I suppose some natures could have borne it better than mine, but I had never been one to accept injustice; and in the old days when I had come to this house I had come on equal terms with Theodosia. It was very hard to accept the new position and it was only the alternative of banishment from St. Erno which made me stay on.

I took my meals alone in my room. During them I usually read the books I had borrowed from Giza House. I didn't see Tybalt during this time for he and his father had gone away for a while on some expedition into the Midlands, but Tabitha always had books for me.

She would say: "Tybalt thought this would interest you."

These books, my visits to Tabitha, and the knowledge that Dorcas and Alison were happily settled provided the only brightness in my life at that time.

I saw Theodosia now and then. She would have been quite pleasant to me if her mother would have allowed it. There was nothing malicious or proud about Theodosia. She was negative; she took her color from people about her. She would never be actively unkind, but at the same time she did little to alleviate my position. Perhaps she remembered the past when I had been inclined to bully her.
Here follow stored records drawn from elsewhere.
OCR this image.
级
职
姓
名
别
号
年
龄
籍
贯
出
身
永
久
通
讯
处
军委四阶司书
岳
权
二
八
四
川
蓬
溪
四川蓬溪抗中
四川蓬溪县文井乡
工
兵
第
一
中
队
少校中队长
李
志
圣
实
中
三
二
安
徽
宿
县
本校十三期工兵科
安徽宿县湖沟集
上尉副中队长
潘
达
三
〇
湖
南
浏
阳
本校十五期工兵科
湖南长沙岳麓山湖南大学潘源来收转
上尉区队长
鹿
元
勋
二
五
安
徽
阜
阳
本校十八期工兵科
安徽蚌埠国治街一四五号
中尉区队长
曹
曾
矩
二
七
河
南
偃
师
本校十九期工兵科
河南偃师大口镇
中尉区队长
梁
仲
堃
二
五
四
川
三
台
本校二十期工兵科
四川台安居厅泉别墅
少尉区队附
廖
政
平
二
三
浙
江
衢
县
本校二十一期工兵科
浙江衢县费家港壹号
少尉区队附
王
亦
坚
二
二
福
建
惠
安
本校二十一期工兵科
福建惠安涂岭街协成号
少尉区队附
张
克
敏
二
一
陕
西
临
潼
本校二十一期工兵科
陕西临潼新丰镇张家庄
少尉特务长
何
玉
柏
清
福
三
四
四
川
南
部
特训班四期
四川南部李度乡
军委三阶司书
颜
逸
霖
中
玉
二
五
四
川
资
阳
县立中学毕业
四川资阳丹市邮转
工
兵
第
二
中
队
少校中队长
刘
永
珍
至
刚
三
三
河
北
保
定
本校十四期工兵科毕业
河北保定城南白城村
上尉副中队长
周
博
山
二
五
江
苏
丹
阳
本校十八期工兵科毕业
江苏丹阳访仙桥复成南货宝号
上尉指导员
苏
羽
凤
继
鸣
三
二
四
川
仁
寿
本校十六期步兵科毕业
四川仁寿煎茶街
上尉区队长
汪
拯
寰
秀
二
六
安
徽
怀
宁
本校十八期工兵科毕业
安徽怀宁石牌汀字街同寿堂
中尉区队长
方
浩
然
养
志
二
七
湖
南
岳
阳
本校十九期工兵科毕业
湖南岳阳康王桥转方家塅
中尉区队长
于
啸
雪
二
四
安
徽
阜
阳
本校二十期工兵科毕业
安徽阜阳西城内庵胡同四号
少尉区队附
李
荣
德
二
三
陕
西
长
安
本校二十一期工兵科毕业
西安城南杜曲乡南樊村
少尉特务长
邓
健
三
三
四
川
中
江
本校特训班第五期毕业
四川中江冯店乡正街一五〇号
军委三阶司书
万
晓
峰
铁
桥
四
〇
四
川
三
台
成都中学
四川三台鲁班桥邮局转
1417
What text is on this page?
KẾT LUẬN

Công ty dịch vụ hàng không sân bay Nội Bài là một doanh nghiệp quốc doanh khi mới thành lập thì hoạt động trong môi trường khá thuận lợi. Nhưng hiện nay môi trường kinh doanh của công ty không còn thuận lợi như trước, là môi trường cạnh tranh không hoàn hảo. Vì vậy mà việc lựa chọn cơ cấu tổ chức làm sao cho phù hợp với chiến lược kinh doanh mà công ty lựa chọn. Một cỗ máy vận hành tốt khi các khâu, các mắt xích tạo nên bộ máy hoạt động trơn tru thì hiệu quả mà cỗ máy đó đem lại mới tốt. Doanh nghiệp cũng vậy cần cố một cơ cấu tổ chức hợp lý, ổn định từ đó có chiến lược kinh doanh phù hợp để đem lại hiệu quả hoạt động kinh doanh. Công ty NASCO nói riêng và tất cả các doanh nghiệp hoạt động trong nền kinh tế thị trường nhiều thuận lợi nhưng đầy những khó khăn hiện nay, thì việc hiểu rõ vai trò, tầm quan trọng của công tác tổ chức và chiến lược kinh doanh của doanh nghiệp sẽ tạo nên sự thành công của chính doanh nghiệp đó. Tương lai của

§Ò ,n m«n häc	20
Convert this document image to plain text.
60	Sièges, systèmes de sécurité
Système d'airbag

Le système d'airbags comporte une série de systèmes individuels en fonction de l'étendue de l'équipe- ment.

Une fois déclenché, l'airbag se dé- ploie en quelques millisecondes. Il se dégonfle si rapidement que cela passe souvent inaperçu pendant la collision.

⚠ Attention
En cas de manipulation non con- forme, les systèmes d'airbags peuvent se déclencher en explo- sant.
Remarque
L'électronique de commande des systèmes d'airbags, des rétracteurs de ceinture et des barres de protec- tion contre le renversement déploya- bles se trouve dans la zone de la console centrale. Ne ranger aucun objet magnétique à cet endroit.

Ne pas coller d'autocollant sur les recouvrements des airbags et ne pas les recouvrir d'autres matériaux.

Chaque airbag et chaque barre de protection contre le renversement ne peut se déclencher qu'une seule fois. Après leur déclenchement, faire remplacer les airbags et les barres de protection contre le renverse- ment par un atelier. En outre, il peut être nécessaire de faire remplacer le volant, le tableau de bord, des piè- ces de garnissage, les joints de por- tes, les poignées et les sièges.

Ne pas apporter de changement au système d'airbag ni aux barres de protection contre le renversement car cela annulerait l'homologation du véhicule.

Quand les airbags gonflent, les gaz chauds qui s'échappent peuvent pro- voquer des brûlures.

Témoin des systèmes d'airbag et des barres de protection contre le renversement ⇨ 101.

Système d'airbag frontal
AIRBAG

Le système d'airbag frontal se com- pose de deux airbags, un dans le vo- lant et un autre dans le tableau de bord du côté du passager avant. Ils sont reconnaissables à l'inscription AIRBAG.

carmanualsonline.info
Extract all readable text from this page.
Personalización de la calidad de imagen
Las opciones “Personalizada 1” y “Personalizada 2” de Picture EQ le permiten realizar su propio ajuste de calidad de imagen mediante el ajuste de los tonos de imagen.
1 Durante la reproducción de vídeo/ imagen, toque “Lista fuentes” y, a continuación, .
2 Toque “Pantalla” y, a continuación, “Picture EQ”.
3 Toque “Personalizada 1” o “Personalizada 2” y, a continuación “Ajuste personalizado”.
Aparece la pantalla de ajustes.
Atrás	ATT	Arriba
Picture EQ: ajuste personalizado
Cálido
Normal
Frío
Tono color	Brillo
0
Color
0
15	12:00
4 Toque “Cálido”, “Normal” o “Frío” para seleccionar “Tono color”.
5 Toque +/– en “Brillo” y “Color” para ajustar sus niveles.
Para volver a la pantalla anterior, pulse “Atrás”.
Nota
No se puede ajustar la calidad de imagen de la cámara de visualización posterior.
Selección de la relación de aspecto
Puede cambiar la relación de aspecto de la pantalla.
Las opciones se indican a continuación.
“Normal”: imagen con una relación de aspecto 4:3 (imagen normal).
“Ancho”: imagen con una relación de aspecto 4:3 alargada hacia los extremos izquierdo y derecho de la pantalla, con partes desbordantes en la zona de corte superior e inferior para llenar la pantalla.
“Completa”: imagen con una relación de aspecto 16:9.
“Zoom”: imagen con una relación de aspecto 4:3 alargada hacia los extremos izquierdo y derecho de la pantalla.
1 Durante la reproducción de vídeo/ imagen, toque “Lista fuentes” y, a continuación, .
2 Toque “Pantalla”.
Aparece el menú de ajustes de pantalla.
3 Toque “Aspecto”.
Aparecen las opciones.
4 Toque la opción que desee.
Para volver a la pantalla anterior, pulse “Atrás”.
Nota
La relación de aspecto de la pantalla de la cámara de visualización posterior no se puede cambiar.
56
When I saw Sir Ralph he would ask me how I was getting on and he gave that amused look which I had seen so often. I could not say to him: "I dislike your wife and I would leave her tomorrow if I did not know that however unhappy I am here I should be far more so elsewhere."

I went to Rainbow Cottage to see Dorcas and Alison as often as I could. It was an interesting little place about three hundred years old, I think, and it had been built in the days when any family who could build a cottage in a night could claim the land on which it had been erected as their own. It was the custom in those days to collect bricks and tiles and to start building as soon as it was dark and work through the night. Four walls and a roof constituted a dwelling and that was done by morning. After that, the place could be added to. That was what had happened to Rainbow Cottage. When the Bodreans had acquired the cottage they had used it for their dependents and added to it considerably, but some of the old features remained, such as the old talfat—a sort of ledge high up on the wall on which children used to sleep and which was reached by a ladder. Now it boasted a moderately good kitchen with a cloam oven in which Dorcas used to bake the most delicious bread I had ever tasted; then there was a copper in which they cooked the scalded milk to make clotted cream. They were really very happy in Rainbow Cottage with its pleasant little garden; though of course they missed the spacious rectory.